L’odissea montanara della morte – o la fatica del vivere
Una giovane madre
il cui primo parto è di una bambina che nasce morta, in una spiaggia povera di
pescatori a fine Ottocento-Primo Novecento, di fronte al rifiuto del parroco di
battezzare la salma, decide d’intraprendere un “viaggio del respiro”, verso un
remoto santuario al confine con l’Austria, per avere il miracolo dei pochi
secondi di resurrezione del cadaverino che ne consentano il battesimo.
Il film è del
viaggio, lento, lungo, a piedi, col fardello della figlia morta in una cassetta
di legno. Dalle marane della laguna di Marano al cuore della Carnia, una val Dolais,
un abitato chiamato Trava, in prossimità di un lago. Un’odissea dentro una montagna
inospitale, con l’aiuto-guida di un ragazzo che è una ragazza, Lince – che per
prima cosa ha tentato di venderla a servizio come balia. Dentro un mondo sempre
arcaico, per essere povero, ignorante, isolato. In un friulano appena accennato,
e pieno di forestierismi (tedesco, slavo). Di banditi di passo, streghe avide,
padri che ripudiano i figli – Lince.
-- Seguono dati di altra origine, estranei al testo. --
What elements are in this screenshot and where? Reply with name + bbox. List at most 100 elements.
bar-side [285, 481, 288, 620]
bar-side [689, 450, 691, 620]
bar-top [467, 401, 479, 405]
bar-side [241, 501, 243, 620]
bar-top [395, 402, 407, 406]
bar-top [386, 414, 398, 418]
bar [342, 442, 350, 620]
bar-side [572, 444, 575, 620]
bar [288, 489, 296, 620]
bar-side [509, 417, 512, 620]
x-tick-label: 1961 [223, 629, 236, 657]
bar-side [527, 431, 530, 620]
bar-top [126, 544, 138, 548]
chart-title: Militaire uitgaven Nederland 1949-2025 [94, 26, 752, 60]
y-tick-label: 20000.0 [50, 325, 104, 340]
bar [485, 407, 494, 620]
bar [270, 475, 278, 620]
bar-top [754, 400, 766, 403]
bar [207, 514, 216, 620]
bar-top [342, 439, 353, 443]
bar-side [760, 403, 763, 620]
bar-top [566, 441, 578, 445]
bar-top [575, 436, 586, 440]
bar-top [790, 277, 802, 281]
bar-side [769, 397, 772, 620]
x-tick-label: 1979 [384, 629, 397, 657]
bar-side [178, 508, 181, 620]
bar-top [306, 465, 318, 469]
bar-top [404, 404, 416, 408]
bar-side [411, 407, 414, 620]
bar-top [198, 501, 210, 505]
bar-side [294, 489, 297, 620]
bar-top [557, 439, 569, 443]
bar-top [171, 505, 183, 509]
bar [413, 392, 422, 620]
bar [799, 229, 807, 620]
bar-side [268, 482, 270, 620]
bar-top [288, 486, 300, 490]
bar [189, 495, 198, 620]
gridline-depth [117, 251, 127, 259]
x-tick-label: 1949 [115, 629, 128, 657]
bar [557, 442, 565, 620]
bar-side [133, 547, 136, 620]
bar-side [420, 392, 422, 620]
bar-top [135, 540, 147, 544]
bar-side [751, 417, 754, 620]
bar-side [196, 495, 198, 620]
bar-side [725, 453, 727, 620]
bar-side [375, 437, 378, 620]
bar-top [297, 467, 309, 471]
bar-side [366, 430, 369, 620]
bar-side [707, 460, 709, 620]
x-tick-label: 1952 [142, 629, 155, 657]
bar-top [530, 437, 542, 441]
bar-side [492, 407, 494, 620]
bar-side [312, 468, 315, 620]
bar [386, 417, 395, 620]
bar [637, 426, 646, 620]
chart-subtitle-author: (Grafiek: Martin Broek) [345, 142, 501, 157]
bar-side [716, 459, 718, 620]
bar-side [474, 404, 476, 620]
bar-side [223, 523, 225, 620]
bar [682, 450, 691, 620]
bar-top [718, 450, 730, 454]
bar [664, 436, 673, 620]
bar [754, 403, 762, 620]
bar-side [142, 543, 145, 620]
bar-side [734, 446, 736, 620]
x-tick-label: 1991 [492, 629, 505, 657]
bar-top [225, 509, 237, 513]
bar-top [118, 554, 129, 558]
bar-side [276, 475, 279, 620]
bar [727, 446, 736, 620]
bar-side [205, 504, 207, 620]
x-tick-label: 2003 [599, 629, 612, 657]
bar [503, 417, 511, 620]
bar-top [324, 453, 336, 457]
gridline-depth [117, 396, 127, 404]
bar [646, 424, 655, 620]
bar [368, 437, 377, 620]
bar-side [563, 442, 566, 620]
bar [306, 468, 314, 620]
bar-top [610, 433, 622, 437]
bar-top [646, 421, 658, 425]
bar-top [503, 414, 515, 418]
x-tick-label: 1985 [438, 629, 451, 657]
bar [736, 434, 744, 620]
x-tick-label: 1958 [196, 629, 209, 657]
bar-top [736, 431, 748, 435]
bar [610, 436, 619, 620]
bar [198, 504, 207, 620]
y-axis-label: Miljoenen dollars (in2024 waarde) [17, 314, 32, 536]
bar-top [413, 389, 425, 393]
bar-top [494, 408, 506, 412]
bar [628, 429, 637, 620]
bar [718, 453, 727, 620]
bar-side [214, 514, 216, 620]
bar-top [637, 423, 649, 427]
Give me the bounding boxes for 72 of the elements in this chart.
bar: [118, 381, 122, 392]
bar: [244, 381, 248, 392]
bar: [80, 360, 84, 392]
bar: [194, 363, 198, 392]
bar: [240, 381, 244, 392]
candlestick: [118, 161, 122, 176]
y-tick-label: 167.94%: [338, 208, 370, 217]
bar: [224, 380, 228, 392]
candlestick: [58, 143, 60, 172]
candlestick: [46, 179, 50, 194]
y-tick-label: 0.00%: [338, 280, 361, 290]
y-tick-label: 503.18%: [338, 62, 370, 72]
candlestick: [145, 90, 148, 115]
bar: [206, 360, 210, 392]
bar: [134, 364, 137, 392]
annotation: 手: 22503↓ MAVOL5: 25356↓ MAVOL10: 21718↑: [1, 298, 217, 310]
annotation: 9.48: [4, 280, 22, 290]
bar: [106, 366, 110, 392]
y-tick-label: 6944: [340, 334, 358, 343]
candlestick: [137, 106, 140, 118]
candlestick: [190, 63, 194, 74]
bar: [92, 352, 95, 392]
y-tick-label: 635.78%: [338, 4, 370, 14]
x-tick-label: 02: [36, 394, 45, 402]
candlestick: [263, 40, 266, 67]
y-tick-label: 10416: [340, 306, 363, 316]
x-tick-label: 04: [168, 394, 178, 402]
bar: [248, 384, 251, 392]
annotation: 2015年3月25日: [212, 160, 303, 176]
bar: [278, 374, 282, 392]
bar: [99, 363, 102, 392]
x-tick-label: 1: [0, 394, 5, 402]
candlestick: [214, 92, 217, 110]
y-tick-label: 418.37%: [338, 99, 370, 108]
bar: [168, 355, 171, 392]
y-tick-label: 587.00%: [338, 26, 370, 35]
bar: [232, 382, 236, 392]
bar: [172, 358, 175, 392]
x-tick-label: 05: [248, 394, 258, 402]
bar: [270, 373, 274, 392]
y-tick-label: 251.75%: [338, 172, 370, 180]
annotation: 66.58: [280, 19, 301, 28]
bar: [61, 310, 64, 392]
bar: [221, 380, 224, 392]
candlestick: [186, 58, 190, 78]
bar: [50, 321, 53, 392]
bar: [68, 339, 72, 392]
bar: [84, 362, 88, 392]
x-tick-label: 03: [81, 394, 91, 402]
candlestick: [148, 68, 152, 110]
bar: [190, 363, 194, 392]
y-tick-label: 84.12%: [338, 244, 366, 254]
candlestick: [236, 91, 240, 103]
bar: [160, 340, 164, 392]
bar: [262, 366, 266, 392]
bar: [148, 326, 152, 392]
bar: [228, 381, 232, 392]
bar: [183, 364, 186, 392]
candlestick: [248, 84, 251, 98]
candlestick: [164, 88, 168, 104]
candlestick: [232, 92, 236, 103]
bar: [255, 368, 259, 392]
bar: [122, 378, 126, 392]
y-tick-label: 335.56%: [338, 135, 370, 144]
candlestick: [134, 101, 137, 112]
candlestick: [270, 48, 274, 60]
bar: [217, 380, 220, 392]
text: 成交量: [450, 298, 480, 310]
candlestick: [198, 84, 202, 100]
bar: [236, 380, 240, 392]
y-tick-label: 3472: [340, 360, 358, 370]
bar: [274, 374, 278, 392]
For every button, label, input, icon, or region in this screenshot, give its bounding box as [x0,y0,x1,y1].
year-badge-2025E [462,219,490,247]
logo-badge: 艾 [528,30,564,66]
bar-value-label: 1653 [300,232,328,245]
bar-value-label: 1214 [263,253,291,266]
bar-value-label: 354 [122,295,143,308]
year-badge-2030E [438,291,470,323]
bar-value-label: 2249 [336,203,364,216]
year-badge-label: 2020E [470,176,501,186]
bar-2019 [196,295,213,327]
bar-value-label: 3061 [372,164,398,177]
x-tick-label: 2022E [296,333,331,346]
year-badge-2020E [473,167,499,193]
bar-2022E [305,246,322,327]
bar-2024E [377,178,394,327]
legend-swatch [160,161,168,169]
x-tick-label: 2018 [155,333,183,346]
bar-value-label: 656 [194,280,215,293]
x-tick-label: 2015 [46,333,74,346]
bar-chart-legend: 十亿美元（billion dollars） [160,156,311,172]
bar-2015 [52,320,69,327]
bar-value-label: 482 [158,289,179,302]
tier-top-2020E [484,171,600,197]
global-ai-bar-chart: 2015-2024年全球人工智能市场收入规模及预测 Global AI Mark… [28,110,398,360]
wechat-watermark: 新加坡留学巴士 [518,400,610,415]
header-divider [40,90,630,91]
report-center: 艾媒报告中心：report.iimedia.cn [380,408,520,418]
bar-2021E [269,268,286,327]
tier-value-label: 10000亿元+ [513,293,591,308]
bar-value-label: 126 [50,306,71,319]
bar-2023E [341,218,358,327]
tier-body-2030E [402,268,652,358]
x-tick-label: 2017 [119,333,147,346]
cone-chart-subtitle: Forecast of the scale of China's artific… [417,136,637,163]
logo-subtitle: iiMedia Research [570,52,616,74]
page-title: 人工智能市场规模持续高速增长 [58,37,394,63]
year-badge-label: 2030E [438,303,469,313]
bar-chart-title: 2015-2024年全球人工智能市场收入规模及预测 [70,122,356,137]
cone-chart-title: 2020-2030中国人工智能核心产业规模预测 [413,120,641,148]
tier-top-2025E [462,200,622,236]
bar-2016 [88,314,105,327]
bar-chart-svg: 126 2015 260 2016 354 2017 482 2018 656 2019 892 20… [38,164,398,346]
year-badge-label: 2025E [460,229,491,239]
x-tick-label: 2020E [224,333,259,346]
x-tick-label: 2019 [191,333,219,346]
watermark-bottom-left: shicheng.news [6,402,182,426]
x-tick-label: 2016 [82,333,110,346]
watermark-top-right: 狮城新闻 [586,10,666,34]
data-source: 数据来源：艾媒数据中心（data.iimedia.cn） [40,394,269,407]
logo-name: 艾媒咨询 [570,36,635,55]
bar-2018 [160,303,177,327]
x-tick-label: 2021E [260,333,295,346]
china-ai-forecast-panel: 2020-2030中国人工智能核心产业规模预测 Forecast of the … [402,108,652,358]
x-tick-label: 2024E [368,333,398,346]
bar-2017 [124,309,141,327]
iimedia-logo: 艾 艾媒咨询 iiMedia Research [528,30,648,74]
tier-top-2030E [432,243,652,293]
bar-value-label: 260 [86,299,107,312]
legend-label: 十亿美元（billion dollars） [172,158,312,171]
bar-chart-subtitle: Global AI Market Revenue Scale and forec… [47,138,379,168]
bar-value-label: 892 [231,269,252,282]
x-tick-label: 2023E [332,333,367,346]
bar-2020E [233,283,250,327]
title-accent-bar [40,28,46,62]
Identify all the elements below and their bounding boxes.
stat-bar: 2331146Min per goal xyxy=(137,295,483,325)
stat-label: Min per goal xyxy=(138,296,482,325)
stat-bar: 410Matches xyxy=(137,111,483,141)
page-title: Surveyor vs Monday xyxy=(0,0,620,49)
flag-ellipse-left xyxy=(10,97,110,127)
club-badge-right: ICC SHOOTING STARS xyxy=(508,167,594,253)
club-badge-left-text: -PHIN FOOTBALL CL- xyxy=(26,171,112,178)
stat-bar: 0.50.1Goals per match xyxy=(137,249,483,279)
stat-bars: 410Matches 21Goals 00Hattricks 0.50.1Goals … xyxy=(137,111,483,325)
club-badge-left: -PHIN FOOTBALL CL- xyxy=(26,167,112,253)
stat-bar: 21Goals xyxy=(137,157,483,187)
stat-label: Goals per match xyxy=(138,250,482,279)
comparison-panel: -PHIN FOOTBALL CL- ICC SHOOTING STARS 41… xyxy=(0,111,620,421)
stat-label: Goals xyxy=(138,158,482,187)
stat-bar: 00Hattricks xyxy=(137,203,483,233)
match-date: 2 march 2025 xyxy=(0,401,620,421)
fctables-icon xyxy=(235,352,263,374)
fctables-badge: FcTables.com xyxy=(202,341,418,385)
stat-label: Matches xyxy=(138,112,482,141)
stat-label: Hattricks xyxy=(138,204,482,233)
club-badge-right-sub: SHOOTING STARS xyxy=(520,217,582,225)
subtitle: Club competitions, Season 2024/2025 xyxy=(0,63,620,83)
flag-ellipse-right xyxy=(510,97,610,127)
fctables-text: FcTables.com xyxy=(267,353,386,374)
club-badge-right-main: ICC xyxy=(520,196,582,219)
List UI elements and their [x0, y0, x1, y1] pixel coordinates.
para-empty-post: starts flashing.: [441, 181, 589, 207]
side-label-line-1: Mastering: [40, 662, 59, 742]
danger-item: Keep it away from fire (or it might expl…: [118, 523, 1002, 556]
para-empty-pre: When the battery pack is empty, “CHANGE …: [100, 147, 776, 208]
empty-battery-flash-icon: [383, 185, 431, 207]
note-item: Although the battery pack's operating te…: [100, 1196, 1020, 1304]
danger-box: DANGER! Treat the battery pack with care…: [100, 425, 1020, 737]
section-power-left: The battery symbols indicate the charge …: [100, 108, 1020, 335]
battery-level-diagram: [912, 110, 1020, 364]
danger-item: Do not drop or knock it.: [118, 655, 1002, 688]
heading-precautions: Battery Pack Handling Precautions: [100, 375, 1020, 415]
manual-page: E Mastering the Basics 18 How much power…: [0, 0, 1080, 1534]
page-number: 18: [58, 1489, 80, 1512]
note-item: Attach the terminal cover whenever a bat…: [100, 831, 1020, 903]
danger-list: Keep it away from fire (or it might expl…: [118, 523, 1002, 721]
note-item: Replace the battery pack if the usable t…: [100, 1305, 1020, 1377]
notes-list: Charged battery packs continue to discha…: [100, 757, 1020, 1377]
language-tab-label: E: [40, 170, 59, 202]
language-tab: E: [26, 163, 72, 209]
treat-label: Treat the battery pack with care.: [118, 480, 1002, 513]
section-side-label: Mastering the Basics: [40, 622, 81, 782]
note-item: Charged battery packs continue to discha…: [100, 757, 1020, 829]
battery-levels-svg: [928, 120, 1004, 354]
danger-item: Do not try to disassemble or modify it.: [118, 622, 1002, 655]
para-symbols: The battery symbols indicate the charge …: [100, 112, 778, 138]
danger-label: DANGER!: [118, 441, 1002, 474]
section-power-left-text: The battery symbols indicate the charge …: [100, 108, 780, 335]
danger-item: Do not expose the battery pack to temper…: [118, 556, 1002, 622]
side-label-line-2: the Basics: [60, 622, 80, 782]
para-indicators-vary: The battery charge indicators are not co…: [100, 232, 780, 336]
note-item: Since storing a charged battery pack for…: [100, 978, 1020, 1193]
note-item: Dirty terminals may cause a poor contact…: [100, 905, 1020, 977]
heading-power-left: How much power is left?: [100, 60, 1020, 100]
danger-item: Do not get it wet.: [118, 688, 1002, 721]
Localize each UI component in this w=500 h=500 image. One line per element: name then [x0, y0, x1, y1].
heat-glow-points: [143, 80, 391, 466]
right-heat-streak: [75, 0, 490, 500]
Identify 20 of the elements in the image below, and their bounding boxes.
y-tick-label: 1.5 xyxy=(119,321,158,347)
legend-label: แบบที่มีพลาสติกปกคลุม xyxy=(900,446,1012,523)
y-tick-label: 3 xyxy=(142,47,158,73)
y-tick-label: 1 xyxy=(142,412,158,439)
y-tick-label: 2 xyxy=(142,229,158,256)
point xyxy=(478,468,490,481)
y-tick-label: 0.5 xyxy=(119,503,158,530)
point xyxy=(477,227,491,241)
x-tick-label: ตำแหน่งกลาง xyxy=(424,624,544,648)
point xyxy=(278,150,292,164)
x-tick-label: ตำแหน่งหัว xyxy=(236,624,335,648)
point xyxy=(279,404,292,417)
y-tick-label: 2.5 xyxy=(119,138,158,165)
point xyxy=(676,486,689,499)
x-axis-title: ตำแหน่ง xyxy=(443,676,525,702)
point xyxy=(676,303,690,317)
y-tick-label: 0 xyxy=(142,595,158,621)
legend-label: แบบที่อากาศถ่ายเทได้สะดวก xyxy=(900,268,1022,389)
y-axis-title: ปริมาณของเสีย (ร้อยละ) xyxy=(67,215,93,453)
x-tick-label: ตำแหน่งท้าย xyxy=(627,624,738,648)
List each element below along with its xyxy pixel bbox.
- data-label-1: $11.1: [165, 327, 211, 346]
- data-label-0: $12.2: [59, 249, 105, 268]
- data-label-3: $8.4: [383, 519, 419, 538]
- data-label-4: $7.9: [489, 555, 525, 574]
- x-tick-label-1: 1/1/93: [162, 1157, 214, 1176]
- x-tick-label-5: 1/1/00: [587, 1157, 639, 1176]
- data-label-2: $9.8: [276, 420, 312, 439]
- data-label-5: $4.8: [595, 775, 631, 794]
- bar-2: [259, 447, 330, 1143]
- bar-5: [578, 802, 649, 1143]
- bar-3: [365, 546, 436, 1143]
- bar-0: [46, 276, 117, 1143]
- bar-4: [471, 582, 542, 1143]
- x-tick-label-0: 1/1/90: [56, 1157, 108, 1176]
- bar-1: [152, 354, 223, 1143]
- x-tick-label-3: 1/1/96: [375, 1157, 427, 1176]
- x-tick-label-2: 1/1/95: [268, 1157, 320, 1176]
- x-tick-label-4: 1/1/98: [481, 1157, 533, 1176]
La morte è infine bella, come soave,
provata o intravista o sognata, nelle acque del lago di approccio, come un
ritorno all’elemento liquido primordiale: la prova della resurrezione - Mar
sarà battezzata la creaturina al momentaneo risveglio. La morte definitiva,
dopo l’accidentata odissea montanara, è infine pacificante, con sepoltura nel
cimitero del minuto santuario.
Un’opera al
femminile. Di donne buone e cattive, tutte determinate – l’unico personaggio maschile,
Lince, è una vergine di proposito. Sul tema della maternità, che privilegia e
asservisce la donna, ma sembra non domarla. In ogni caso senza alcun bisogno
del maschio.
Un’opera visiva.
Di senso forse simbolico, più che narrativo: il viaggio della vita, la vita
come sequenza casuale, compresa la resurrezione come illusione. Il senso
finale, per lo spettatore ingenuo, è la stanchezza del vivere, malgrado la
fede, l’estrema fiducia.
Un apologo che
finisce per essere religioso. Della fede che non può non essere indiscutibile,
indistruttibile. In fattezze però di fatica, bruschezza, brutalità, Avversità
di ogni tipo in ogni momento, per lo più umane.
Un’opera
apprezzata in molti festival che però non ha trovato distribuzione: di ardua
ricezione. Recuperata a Roma da Nanni Moretti nel suo cinema. Una narrazione faticosa,
di senso incerto. Forse non abbastanza significante come sequenza di immagini,
al montaggio, malgrado la poeticità dell’aneddoto.